04/09/2017
06:12 am:
Enfim, é inverno e como qualquer jovem no terceiro ano do ensino médio tenho pensado muito no que fazer após me formar. Há alguns anos atrás ao fechar os olhos podia me ver em um apartamento sozinha, fazendo projetos de plantas para casas e tomando uma xícara de café com leite bem quentinho, quando um homem de aparência gentil entrava na sala e me chamava para comer algo com meus filhos, um belo sonho simples e sem muitos enfeites, bonito e puro. Hoje já não é assim, quando fecho os olhos tudo o que vejo é o escuro, escuto os ruídos à minha volta, sem detalhes, sem nada além dos impiedosos pensamentos sobre o que vai acontecer até o fim desse dia sem sentido. Não tenho mais sonhos, em algum momento da minha adolescência desisti disso, talvez por sempre escutar que a família dependia de mim eu tenha me desandado de propósito. Não queria esse fardo, não queria assumir a responsabilidade pelo que outros não puderam fazer. Ou apenas me deixei levar pela emoção de finalmente ter amigos, fiquei presa por momentos e esqueci da minha vida como um todo.
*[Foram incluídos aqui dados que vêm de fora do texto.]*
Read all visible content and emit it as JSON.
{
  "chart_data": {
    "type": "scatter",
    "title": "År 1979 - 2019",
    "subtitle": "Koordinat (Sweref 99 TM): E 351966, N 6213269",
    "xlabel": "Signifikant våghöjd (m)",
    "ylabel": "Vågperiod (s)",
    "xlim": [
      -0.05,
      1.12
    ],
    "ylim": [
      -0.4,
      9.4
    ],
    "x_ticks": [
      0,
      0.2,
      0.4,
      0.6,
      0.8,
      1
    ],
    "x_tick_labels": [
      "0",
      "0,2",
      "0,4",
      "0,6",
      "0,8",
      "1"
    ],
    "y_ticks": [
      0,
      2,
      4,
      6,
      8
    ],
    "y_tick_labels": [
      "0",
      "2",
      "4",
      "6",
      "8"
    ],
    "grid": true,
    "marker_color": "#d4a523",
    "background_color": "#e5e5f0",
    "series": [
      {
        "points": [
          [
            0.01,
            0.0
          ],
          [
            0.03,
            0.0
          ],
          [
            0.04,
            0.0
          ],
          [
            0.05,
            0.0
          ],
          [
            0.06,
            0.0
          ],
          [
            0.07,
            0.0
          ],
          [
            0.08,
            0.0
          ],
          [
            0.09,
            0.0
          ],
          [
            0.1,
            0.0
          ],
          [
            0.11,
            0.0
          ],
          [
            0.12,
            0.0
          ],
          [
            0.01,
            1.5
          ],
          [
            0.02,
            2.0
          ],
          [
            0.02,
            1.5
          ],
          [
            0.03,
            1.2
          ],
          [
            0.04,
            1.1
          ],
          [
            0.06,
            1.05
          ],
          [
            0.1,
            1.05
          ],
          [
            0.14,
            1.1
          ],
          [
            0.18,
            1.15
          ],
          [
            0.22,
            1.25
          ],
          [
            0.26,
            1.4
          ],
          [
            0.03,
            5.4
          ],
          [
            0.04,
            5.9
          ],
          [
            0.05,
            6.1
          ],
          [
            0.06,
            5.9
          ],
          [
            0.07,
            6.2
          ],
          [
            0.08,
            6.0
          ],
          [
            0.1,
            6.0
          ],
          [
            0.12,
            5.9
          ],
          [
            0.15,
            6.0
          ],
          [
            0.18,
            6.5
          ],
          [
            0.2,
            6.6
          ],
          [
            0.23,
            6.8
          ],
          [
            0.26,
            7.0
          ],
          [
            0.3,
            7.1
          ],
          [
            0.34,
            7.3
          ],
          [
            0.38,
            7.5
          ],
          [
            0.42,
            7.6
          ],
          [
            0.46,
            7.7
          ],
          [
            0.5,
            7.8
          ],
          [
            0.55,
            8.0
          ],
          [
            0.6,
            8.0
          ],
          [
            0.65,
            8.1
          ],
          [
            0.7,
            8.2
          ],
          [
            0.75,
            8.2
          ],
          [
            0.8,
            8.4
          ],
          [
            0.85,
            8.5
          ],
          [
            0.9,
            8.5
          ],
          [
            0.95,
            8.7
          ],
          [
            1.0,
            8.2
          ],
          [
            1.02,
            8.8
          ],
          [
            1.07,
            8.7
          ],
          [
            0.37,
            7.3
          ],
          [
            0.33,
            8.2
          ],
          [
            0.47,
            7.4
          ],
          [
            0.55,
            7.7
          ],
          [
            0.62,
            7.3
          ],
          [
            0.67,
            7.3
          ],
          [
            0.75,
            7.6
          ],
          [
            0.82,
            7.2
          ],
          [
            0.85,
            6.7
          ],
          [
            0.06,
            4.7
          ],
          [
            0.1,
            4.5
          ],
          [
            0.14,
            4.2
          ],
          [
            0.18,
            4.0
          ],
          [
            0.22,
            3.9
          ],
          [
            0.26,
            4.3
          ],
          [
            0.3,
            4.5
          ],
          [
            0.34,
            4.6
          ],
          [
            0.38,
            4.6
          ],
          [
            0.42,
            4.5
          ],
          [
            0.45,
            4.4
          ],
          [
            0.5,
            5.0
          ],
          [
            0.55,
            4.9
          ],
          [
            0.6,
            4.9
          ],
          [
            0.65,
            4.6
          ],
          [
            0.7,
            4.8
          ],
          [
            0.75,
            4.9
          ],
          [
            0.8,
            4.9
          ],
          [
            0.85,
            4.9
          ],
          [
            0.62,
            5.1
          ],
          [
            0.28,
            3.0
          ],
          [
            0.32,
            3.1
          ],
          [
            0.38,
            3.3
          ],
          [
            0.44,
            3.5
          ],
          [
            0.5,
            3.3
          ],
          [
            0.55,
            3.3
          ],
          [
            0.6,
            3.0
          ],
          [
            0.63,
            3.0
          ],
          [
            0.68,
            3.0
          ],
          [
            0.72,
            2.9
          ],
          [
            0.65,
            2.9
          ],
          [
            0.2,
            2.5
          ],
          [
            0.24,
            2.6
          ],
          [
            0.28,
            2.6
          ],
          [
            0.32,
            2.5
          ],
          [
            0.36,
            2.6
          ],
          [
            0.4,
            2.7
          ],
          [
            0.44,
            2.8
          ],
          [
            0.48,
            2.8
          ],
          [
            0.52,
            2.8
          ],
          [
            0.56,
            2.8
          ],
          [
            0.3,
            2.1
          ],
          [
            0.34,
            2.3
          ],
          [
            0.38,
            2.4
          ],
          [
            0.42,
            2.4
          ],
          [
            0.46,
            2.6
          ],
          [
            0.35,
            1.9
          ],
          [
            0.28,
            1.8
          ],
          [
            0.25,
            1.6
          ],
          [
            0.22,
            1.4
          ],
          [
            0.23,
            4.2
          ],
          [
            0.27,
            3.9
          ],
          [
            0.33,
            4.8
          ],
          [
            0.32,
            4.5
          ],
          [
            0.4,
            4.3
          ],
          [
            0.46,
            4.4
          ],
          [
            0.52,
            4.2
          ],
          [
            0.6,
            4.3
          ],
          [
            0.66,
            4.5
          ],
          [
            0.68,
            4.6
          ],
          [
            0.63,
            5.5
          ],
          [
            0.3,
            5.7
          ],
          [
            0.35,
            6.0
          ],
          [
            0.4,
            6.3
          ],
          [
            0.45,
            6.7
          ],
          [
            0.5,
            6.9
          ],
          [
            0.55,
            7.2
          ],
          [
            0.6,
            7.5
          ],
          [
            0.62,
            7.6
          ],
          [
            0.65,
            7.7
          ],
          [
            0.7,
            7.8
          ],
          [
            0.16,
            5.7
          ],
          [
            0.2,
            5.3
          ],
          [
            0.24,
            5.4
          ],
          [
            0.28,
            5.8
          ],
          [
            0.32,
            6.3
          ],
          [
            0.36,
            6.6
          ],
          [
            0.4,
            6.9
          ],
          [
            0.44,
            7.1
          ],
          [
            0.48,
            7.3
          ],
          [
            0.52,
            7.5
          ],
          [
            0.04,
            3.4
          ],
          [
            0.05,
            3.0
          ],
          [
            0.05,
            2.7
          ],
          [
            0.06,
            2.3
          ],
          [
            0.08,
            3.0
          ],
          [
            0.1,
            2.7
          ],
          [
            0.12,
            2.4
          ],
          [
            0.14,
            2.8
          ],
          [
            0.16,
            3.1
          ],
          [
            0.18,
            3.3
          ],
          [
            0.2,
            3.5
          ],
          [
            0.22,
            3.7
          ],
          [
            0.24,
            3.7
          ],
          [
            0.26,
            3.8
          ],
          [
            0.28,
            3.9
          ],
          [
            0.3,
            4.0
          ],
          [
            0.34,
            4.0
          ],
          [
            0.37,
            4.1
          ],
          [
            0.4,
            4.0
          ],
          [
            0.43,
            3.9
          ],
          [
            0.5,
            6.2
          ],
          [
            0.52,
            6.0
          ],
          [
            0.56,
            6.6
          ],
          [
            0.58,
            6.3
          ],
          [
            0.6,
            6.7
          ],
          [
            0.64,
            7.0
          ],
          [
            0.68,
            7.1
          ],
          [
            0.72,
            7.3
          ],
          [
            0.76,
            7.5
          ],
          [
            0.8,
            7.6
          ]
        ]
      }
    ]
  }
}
A questão é: Existe um futuro se eu mesma não posso me imaginar nele?! Sim! Existe! Infelizmente não posso simplesmente desistir da vida por não achar sentido nela. Ou posso?! Tantas pessoas fazem isso e após vários dias de observação percebi algo que já estava óbvio, ninguém liga se eu estou ali. Meus amigos nem mesmo percebem quando eu falto na escola ou saio no meio das conversas, pior que isso, me ignoram quando eu estou tentando chamar a atenção deles. Não é de propósito, eles não tem maldade, só tenho predisposição a ser invisível e ninguém mais é obrigado a passar por cima dos meus defeitos além de eu mesma.
Ser invisível não é de tudo ruim. Nunca sou assaltada, não entro em brigas na escola nem que eu queira, minhas notas estão sempre na média pelos professores nem saberem quem eu sou e não importa o quão estranha minha roupa esteja, ninguém irá me falar coisas ruins ou sequer reparar nisso. É que as vezes, só de vez em quando, eu queria ser vista pelas pessoas as quais eu sempre vejo, ser vista pelos meus amigos, pelos meus familiares e por outros que não sabem nem da minha existência. De certa forma é cansativo todos os dias me sentir como um narrador em terceira pessoa, posso ver tudo o que se passa, dar minha opinião e ainda assim isso não muda o curso da história que estou assistindo de perto. Meus pensamentos atuais me assustam a medida que se tornam palavras escritas.
8:50 pm.
Depois do dia de hoje sei que simplesmente não faz diferença. As vezes as pessoas nem me escutam, isso é engraçado, me deixa um pouco envergonhada, quando sei que ninguém está vendo e apenas eu vi que fui ignorada. Ainda assim me atrevo a responder, ser gentil e em muitos dias sinto a falta dessas pessoas que não me percebem. Duvido que mais alguém além da minha irmã sinta minha falta, na verdade tenho me questionado se mesmo ela o faz. Eu tenho dentro de mim aquela sensação de estar sozinha numa sala de fundo branco, apesar de estar com várias pessoas ao meu redor num lugar agitado e festivo. Sou diferente de todos eles, sei disso e admito que muitas vezes estar sozinha me deixa mais confortável, porém é ruim estar sempre de lado enquanto se esforça muito para conseguir uma pequena parcela da atenção que é dividida entre os outros. Já ouvi que me deixam sozinha por achar que eu gosto disso quando eu nunca pronunciei tais palavras. Ninguém gosta de estar sozinho. Ninguém gosta de um silêncio eterno. Ninguém quer morrer sem viver uma história antes. Eu, nesse momento, não tenho ninguém, não tenho barulhos ao meu redor e muito menos qualquer história para ser contada. Sinceramente, nem sei o por quê de escrever isso. Não existe ninguém que leia o que eu escrevo ou que me siga em qualquer rede social por interesse em meus pensamentos. Se nem mesmo virtualmente sou notada, por que eu seria no mercado de trabalho?! Como eu teria clientes e fornecedores?! Por que alguém iria querer sair para beber comigo?! Quem me convidaria para passar uma tarde em sua casa?! Existe qualquer pessoa que se apaixone por mim?! Perguntas essas que me ferem cada vez que passam por minha mente induzindo respostas negativas e depreciativas. Serei capaz de me livrar delas e me amar em algum momento da vida? A frieza do vento de inverno que bate em meu rosto no caminho de volta para casa me diz que não existe fim para o sentimento de abandono, apenas uma maneira de o cobrir e fingir que pode seguir em frente.